Explaining the urgent need to address the inequity caused by the distribution of funds, Syovata Edari, owner of CocoVaa Chocolatier, an intended recipient of the funds explains: “Those of us from historically marginalized communities have so many more barriers to overcome in launching, growing and sustaining our businesses. The gap between us and our white male counterparts was already wide before the pandemic. The ways in which pandemic relief has been distributed has widened that gap even more making it nearly impossible to compete anymore as so many of us have been underfunded or left out all together. Time is of the essence and sitting and waiting for the government to help us is no longer an option. It’s time to look to those in our industry to lift us up. We all come up when we bring each other up.”


About Cook It Forward:


Cook It Forward is a non-profit advocacy arm of Rule No One Hospitality, Inc. with a mission to address ongoing inequities in our food systems. We are all working collectively on social entrepreneurship, social equity, and social justice-- one meal at a time.

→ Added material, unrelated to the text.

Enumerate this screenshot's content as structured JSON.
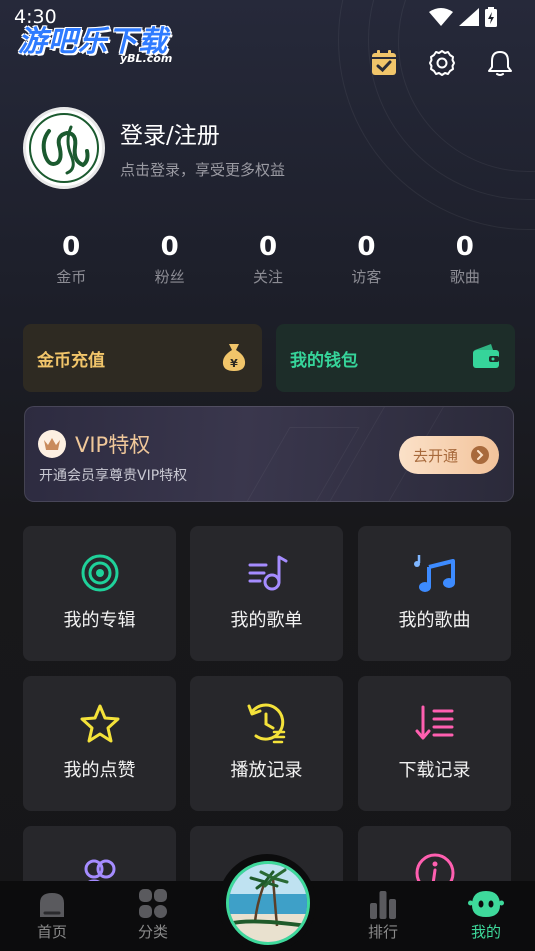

Cook It Forward was founded in June 2020 by Rule No. 1 Hospitality Group. In June 2020, we partnered with Francesca Hong, (Chef/Co-Owner, Morris Ramen, State Representative 76th District) and Alnisa Allgood (Executive Director, Collaboration for Good) to develop an end-to-end distribution network to tackle food insecurity in Madison. Participating restaurants and local nonprofit partners produced and distributed healthy, fresh meals for insecure families, seniors, and people with disabilities. Last-mile distribution partners ensured that the growing number of individuals and families who needed the food, and without recourse to access it, received it. In July 2021, Cook It Forward started THE WI RRF GIVEBACK CAMPAIGN to address inequities in the roll out of the Restaurant Revitalization Fund.